I am new to using LSTMs. I have the following requirements:

Input to lstm: [30, 16, 2]
Output from lstm: [256, 1]

Currently, as per the documentation, the input can be of a specific length, say n. That is one dimensional. How to have a 3d input?

E.g. ( batch size , sequence length , input dimension ) : I want the “Input dimension” as [30,16,2]

Also, in this case, what exactly is the “Sequence length”?


When LSTM in contrast to LSTMCell consumes a sequence.

In this small gist I demonstrate it’s usage with batches:

Thanks for the reply. However, I want the input itself to be 3d, not including the batch dimension.

Hope you can help me with that.

Could you flatten your input and split the output of the LSTM?
I might be wrong, but LSTM has no interaction between the values in one sequence item.

Sorry, but the requirement is that the input needs to be fed in as 30 samples of [16, 2] matrices, and the context vector after encoding needs to be [256, 1]. Cann’t change that.

If it’s not possible in torch, gotta do it in tensorflow.

You could use flatten or view on your input.

Sorry I don’t get it it.
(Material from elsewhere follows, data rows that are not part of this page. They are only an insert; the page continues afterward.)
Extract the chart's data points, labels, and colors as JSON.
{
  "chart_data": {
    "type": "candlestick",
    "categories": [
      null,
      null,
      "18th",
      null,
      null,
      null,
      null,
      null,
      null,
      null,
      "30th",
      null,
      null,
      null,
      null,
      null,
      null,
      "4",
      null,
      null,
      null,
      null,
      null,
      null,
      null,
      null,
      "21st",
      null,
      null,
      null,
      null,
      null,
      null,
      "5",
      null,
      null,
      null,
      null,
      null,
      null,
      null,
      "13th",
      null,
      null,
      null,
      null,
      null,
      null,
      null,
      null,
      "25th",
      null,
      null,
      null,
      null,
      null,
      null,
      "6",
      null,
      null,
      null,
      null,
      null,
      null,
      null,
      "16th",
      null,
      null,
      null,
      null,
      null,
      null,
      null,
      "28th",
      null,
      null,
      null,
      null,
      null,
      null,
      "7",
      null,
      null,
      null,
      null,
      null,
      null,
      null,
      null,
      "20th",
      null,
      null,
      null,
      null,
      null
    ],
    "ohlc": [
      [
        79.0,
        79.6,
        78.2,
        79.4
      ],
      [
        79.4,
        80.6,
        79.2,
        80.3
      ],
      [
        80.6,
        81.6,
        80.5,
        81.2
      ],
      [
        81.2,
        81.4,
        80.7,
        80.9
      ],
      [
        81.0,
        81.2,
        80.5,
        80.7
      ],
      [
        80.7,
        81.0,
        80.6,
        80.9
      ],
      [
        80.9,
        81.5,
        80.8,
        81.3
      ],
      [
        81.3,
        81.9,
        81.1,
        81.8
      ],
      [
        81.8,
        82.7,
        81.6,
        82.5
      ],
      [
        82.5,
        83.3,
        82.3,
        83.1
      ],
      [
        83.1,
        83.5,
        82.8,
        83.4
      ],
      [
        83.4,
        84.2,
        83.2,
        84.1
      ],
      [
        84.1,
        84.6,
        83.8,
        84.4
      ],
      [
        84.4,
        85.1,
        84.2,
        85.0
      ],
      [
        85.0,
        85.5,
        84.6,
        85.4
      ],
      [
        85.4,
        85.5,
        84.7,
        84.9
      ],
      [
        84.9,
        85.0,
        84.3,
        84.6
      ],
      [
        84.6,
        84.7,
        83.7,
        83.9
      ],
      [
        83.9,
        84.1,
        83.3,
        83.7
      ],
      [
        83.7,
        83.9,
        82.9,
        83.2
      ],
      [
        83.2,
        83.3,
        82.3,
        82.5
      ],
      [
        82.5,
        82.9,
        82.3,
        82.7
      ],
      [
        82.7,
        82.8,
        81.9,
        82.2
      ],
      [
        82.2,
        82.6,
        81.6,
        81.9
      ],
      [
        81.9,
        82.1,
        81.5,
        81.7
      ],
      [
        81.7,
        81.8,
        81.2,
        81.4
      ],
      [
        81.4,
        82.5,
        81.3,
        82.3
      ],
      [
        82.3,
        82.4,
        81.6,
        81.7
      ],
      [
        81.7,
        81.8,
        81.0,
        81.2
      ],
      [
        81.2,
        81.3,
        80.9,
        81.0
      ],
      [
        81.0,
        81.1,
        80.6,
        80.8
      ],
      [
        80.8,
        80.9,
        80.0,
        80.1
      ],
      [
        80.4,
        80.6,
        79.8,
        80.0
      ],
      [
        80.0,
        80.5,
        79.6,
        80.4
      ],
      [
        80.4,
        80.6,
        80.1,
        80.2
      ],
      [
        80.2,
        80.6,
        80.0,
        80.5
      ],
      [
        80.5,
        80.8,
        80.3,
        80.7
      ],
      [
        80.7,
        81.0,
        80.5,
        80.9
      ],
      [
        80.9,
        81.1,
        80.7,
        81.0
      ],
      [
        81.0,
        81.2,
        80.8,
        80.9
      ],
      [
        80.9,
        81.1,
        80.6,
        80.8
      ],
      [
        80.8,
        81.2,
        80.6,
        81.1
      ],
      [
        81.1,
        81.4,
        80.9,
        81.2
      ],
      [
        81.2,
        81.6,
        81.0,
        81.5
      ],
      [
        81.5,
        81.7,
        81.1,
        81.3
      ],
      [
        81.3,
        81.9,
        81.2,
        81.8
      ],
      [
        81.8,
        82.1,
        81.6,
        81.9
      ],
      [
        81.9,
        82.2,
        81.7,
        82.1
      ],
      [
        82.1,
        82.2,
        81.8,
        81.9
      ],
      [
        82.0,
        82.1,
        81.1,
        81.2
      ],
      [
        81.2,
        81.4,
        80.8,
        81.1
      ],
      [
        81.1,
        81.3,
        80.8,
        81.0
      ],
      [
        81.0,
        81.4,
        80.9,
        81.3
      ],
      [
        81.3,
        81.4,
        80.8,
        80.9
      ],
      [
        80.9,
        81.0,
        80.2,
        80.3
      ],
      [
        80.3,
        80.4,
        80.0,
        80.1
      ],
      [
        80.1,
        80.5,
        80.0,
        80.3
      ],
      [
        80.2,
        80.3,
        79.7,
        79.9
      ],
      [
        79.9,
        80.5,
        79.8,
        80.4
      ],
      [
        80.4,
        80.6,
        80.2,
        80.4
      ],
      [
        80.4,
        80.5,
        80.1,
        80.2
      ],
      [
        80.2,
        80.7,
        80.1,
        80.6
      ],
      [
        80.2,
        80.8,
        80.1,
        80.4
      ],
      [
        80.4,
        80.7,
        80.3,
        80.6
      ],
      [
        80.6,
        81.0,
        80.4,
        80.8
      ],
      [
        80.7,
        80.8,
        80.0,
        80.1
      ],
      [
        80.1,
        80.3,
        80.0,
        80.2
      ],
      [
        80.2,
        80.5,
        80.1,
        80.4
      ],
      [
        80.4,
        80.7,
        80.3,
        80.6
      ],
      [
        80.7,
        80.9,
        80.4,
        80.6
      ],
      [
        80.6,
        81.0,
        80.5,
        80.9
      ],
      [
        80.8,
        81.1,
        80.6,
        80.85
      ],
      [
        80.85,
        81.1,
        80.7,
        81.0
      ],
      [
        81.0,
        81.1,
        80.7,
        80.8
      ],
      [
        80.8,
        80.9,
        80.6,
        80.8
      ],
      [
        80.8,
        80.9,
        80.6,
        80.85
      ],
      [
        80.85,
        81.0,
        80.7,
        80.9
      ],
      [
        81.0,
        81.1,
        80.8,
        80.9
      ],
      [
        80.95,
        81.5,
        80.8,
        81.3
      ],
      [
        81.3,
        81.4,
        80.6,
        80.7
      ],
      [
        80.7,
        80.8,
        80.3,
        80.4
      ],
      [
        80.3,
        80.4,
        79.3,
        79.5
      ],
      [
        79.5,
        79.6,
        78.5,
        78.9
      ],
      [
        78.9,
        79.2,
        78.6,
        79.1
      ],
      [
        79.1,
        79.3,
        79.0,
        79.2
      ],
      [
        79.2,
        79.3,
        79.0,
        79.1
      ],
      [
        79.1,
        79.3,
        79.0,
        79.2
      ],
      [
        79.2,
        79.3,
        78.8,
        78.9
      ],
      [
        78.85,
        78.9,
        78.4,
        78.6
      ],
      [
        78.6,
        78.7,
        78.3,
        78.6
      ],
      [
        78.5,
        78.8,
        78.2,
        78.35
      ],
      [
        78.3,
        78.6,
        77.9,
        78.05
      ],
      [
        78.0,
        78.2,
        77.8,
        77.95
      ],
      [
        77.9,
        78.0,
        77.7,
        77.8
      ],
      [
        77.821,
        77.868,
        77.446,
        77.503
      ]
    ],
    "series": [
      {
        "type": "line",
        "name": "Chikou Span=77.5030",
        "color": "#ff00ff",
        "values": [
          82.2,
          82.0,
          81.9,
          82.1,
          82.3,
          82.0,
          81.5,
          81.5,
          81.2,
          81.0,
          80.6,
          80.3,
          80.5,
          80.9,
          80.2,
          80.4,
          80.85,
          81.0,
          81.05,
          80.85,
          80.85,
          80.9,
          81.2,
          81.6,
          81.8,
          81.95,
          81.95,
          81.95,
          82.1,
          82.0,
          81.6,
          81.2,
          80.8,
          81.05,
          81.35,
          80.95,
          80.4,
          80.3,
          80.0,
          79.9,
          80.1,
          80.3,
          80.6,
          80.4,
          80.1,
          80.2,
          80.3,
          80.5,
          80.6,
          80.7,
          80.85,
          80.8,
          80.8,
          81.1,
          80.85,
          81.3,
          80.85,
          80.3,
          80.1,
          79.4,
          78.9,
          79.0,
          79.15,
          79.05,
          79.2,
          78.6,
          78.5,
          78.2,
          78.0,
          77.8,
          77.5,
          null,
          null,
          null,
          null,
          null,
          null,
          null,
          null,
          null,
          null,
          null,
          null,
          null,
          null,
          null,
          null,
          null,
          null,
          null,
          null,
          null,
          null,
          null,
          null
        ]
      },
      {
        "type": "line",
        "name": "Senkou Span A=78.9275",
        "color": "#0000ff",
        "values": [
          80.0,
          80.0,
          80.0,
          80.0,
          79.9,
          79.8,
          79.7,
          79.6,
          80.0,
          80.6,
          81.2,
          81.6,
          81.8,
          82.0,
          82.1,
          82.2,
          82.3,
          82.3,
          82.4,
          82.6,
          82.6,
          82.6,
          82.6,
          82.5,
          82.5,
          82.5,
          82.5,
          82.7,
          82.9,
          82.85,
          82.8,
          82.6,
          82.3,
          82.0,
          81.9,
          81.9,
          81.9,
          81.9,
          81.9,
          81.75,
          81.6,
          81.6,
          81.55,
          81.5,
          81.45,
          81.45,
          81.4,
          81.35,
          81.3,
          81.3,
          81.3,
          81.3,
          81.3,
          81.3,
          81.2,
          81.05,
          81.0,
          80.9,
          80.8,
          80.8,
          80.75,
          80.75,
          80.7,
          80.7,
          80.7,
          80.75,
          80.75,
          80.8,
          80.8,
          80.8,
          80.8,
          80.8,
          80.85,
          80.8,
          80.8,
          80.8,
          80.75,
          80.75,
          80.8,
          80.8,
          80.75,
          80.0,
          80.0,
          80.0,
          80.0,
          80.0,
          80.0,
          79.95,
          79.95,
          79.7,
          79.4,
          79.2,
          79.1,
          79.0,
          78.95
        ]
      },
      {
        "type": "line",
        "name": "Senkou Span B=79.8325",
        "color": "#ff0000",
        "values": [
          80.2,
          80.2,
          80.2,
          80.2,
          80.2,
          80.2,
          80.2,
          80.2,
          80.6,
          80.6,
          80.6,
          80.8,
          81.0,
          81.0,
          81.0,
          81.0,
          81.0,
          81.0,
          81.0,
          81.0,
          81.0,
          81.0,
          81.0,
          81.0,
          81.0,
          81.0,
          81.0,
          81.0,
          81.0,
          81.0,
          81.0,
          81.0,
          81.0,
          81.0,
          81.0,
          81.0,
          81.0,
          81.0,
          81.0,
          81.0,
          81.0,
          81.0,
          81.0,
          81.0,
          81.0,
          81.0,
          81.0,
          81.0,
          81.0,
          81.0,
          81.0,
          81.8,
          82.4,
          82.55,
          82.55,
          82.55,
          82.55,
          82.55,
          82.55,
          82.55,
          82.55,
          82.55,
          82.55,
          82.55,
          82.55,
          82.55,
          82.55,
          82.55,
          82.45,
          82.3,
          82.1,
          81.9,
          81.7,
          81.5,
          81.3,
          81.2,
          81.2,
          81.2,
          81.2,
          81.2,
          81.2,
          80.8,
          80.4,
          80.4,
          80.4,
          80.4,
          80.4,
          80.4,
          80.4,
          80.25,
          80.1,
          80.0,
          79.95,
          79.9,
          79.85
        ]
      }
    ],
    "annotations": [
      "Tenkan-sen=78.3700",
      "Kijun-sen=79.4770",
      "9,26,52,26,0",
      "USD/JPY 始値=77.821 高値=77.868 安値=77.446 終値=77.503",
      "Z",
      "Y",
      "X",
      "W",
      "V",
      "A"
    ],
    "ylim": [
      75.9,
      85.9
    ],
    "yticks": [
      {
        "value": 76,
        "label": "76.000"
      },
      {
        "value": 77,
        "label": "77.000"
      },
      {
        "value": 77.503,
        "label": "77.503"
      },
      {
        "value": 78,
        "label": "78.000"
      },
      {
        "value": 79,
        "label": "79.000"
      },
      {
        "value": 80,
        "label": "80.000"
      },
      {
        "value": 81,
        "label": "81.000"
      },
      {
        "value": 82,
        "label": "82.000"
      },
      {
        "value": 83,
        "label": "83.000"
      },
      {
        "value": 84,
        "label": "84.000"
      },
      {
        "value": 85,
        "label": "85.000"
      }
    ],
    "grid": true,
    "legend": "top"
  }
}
The sequence (and batch size) of input in output stays the same.
You can modify the shape with view if it makes sense for you.

lstm = nn.LSTM(32,256,1)
# x of dimension 16x2

y, hc = lstm(torch.view(1, 32), hc)
y = y.view(256,1)

Sure, I’ll give it a try.

256 is the sequence length, right? It’s the same as the output. Can u please explain what it signifies.


LSTM is used for sequence input, which is a tensor of variable length. (you can pad it, such that all sequences have the same fixed length).

In your example I can not see the sequence length. Is it 30, 16 or 256.

Sorry I am confused.

Okay. Let me explain. I need an LSTM to accept 30 samples of (16,2) pose keypoints (they are coordinates on an image, 30 such images) and give out a single vector of length 256.

Hence, I need a single input batch of 30 samples, each with 16 keypoints, which are coordinates.

Hope it makes things clear.

I am not sure if LSTM is the correct module for something like that directly.
But maybe the last output of the LSTM contains the information enough to compute the “single vector of length 256”. You could try index_select and having several linear modules in order to map the sizes of the vectors.